While catheter ablation has demonstrated effectiveness in reducing AF burden and improving quality of life, recurrence remains a significant limitation, with studies reporting that up to 35% of patients require repeat ablation within the first few months of an initial procedure [8]. The patient described in this case experienced recurrent AF relatively soon after ablation, which is consistent with these reported recurrence rates and underscores the need for close post-procedural follow-up and consideration of early repeat intervention when appropriate.

Our patient also elevated BNP. In a study of 726 lone AF patients, multivariable analysis revealed the following factors to be independently associated with elevated BNP levels: older age, longer duration of AF, non-paroxysmal AF, and larger left atrial these data suggest an association between higher AF burden (chronicity, altered hemodynamics, and anatomic remodeling) and elevated BNP levels. Elevated BNP levels are also strong predictors of recurrent arrhythmia after ablation, which our patient had. Elevated BNP levels may reflect increased cardiac chamber wall stress and/or intrinsic atrial disease, thus increasing the risk of arrhythmia recurrence [11, 12].

Serial electrical cardioversion (ECV) has been investigated as a strategy to maintain sinus rhythm in patients with persistent and chronic atrial fibrillation (AF).

A study by Van Gelder et al. examined 123 patients with chronic AF undergoing repeated ECV in combination with antiarrhythmic drugs and anticoagulation. While initial restoration of sinus rhythm was achieved in 96% of patients, only 23% remained in sinus rhythm at one year. Importantly, the study demonstrated that serial ECV could be performed safely with appropriate anticoagulation, with no increase in thromboembolic complications compared to the general AF population. These findings established the feasibility of repeated cardioversion but highlighted the limited durability of rhythm control [13].

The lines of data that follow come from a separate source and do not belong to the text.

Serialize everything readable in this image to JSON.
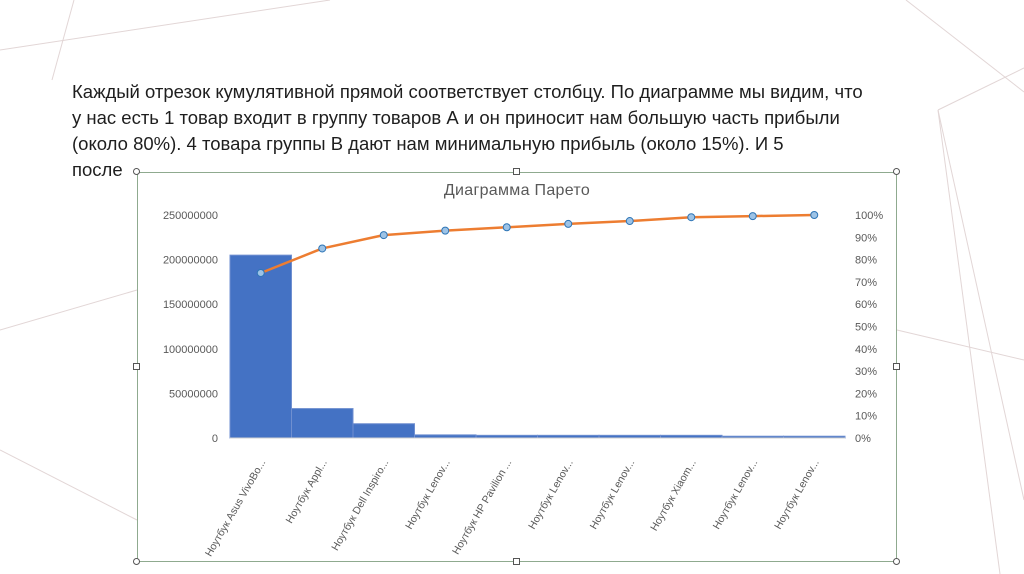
{
  "paragraph": {
    "lines": [
      "Каждый отрезок кумулятивной прямой соответствует столбцу. По диаграмме мы видим, что",
      "у нас есть 1 товар входит в группу товаров А  и он приносит нам большую часть прибыли",
      "(около 80%). 4 товара группы В дают нам минимальную прибыль (около 15%).  И 5",
      "после"
    ]
  },
  "chart_data": {
    "type": "bar",
    "title": "Диаграмма Парето",
    "categories": [
      "Ноутбук Asus VivoBo...",
      "Ноутбук Appl...",
      "Ноутбук Dell Inspiro...",
      "Ноутбук Lenov...",
      "Ноутбук HP Pavilion ...",
      "Ноутбук Lenov...",
      "Ноутбук Lenov...",
      "Ноутбук Xiaom...",
      "Ноутбук Lenov...",
      "Ноутбук Lenov..."
    ],
    "series": [
      {
        "type": "bar",
        "values": [
          205000000,
          33000000,
          16000000,
          3500000,
          3000000,
          3000000,
          3000000,
          3000000,
          2000000,
          2000000
        ]
      },
      {
        "type": "line",
        "axis": "secondary",
        "values": [
          74,
          85,
          91,
          93,
          94.5,
          96,
          97.3,
          99,
          99.5,
          100
        ]
      }
    ],
    "y_ticks": [
      "250000000",
      "200000000",
      "150000000",
      "100000000",
      "50000000",
      "0"
    ],
    "ylim": [
      0,
      250000000
    ],
    "y2_ticks": [
      "100%",
      "90%",
      "80%",
      "70%",
      "60%",
      "50%",
      "40%",
      "30%",
      "20%",
      "10%",
      "0%"
    ],
    "y2lim": [
      0,
      100
    ],
    "grid": false,
    "legend": "none",
    "colors": {
      "bar": "#4472c4",
      "bar_border": "#6f8fd0",
      "line": "#ed7d31",
      "marker_fill": "#9dc3e6",
      "marker_stroke": "#2e75b6",
      "axis_text": "#595959"
    }
  }
}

Bertaglia et al. addressed the problem of early AF recurrence, reporting that 57% of patients reverted to AF within one month after successful ECV, with the majority of relapses occurring in the first five days. They attributed this to fibrillation-induced electrical remodeling, characterized by shortened atrial refractory periods. Their study also showed that calcium-lowering pharmacologic agents reduced recurrence risk, suggesting a modifiable electrophysiologic substrate [14].

A study by Tieleman at al. provided randomized evidence supporting a structured serial ECV approach. In their trial of 101 patients, those assigned to repeated cardioversion achieved a 56% sinus rhythm maintenance rate at one year, compared with 26% in the single-ECV group (p < 0.01). This demonstrated that persistence with repeat procedures significantly improves rhythm outcomes [15].

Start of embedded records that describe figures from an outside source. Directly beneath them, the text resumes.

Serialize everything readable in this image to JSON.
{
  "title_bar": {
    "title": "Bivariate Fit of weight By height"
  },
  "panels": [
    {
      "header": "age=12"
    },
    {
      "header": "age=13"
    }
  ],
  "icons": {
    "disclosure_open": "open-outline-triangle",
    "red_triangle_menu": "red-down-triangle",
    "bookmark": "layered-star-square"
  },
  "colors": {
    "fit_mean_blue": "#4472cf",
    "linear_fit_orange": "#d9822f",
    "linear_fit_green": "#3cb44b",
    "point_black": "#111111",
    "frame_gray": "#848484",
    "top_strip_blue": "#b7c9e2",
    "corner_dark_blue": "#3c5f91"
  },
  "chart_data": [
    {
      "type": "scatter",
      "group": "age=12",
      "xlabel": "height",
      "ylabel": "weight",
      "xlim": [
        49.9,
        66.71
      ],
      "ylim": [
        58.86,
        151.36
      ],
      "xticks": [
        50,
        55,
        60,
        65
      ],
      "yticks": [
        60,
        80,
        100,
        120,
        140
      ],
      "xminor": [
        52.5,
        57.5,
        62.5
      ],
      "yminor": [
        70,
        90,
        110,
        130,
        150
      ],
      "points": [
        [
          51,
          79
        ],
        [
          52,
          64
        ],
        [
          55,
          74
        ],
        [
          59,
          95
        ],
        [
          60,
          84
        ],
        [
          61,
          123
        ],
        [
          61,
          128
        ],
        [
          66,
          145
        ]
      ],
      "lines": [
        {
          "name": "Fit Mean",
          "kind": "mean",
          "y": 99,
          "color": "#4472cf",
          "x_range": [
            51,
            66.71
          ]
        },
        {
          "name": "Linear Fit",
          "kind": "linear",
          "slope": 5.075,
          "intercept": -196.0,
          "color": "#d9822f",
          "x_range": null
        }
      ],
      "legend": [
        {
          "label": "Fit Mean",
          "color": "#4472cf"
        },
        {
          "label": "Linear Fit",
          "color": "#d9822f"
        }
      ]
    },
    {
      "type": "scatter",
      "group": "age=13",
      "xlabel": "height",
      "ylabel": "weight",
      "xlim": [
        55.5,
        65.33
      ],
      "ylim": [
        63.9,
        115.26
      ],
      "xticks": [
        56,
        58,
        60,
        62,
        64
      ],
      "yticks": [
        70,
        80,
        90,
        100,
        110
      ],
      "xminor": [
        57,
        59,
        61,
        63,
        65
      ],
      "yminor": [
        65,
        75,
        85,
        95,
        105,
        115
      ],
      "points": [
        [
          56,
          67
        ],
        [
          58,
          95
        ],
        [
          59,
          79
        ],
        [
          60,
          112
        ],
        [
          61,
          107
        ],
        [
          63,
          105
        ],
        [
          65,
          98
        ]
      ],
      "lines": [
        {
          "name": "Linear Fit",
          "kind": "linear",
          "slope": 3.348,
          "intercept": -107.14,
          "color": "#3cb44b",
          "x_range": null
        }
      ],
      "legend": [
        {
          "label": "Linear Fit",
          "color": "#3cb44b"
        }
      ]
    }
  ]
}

In cases of refractory AF, this may include repeat ablation, atrioventricular nodal ablation with pacemaker placement, and comprehensive risk factor modification, such as management of sleep apnea, weight loss, blood pressure control, and lifestyle changes [16,17,18]. A multidisciplinary, patient-centered approach is essential to improve rhythm outcomes and reduce recurrence in patients with complex AF [19].

From a clinical standpoint, managing post-ablation AF recurrence comes with a high level of complexity, showcasing the value of individualized care planning, timely follow-up, and additionally treatment methods.